Omelia per la solennità dell’Assunta
- Reggio Emilia, Cattedrale
15.08.2013
Cari fratelli e sorelle,
la festa dell’Assunta, [istituita da papa Pio XII durante l’anno santo del 1950, dopo una consultazione mondiale di tutto l’episcopato], si colloca proprio al centro dell’estate che, per molti, è un periodo di vacanza. Un periodo che dovrebbe essere di riposo e di rigenerazione del corpo e dello spirito. So bene che per tanti non è così: molti non possono concedersi né riposo, né vacanza. Ricordo queste persone perché possano scoprire un aiuto alla loro vita, possano ugualmente trovare delle strade di rinascita dalle loro fatiche.

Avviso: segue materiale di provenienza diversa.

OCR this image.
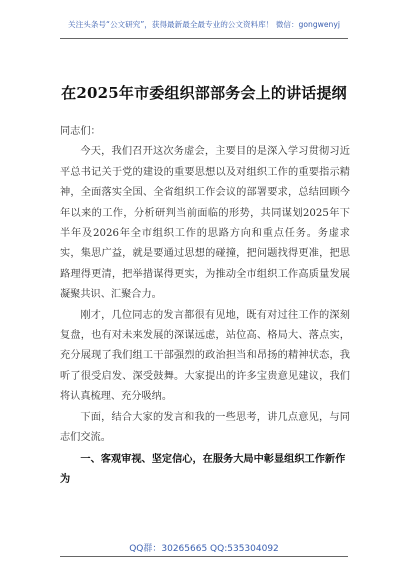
关注头条号“公文研究”，获得最新最全最专业的公文资料库！ 微信：gongwenyj
在2025年市委组织部部务会上的讲话提纲

同志们：

今天，我们召开这次务虚会，主要目的是深入学习贯彻习近平总书记关于党的建设的重要思想以及对组织工作的重要指示精神，全面落实全国、全省组织工作会议的部署要求，总结回顾今年以来的工作，分析研判当前面临的形势，共同谋划2025年下半年及2026年全市组织工作的思路方向和重点任务。务虚求实，集思广益，就是要通过思想的碰撞，把问题找得更准，把思路理得更清，把举措谋得更实，为推动全市组织工作高质量发展凝聚共识、汇聚合力。

刚才，几位同志的发言都很有见地，既有对过往工作的深刻复盘，也有对未来发展的深谋远虑，站位高、格局大、落点实，充分展现了我们组工干部强烈的政治担当和昂扬的精神状态，我听了很受启发、深受鼓舞。大家提出的许多宝贵意见建议，我们将认真梳理、充分吸纳。

下面，结合大家的发言和我的一些思考，讲几点意见，与同志们交流。

一、客观审视、坚定信心，在服务大局中彰显组织工作新作为

QQ群：30265665 QQ:535304092
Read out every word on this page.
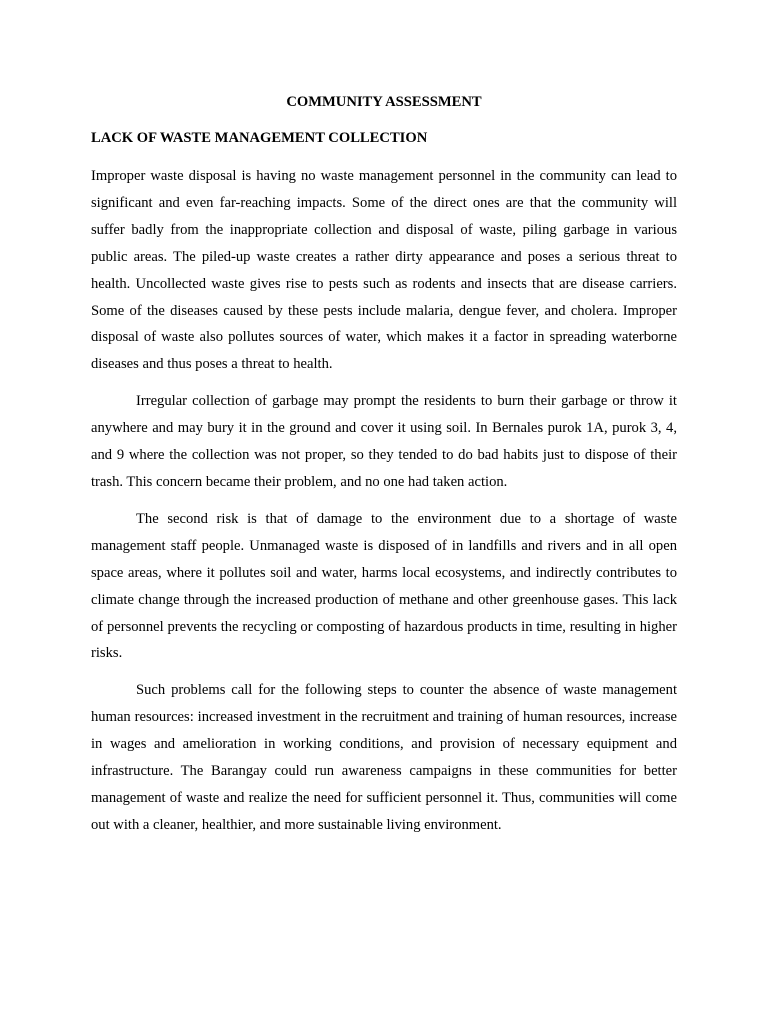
COMMUNITY ASSESSMENT
LACK OF WASTE MANAGEMENT COLLECTION

Improper waste disposal is having no waste management personnel in the community can lead to significant and even far-reaching impacts. Some of the direct ones are that the community will suffer badly from the inappropriate collection and disposal of waste, piling garbage in various public areas. The piled-up waste creates a rather dirty appearance and poses a serious threat to health. Uncollected waste gives rise to pests such as rodents and insects that are disease carriers. Some of the diseases caused by these pests include malaria, dengue fever, and cholera. Improper disposal of waste also pollutes sources of water, which makes it a factor in spreading waterborne diseases and thus poses a threat to health.

Irregular collection of garbage may prompt the residents to burn their garbage or throw it anywhere and may bury it in the ground and cover it using soil. In Bernales purok 1A, purok 3, 4, and 9 where the collection was not proper, so they tended to do bad habits just to dispose of their trash. This concern became their problem, and no one had taken action.

The second risk is that of damage to the environment due to a shortage of waste management staff people. Unmanaged waste is disposed of in landfills and rivers and in all open space areas, where it pollutes soil and water, harms local ecosystems, and indirectly contributes to climate change through the increased production of methane and other greenhouse gases. This lack of personnel prevents the recycling or composting of hazardous products in time, resulting in higher risks.

Such problems call for the following steps to counter the absence of waste management human resources: increased investment in the recruitment and training of human resources, increase in wages and amelioration in working conditions, and provision of necessary equipment and infrastructure. The Barangay could run awareness campaigns in these communities for better management of waste and realize the need for sufficient personnel it. Thus, communities will come out with a cleaner, healthier, and more sustainable living environment.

Questo tempo, dunque, ci porta a considerare il rapporto tra corpo e spirito nella nostra persona. Potremmo fare molte considerazioni, anche estremamente importanti per il nostro momento presente. Mi limito ad alcune che ritengo essenziali.
Nella realtà di Maria Assunta in cielo troviamo la risposta alla domanda: chi è l’uomo? Chi è la donna? Per molte filosofie, per alcuni scienziati, l’uomo è una macchina ricoperta di muscoli, di nervi, di pelle. E come tale va considerata. Una macchina ha un inizio e una fine. Ha una sua utilità se risponde agli scopi per cui è stata fatta, altrimenti deve essere distrutta. Possiamo ridurre a questo la persona umana?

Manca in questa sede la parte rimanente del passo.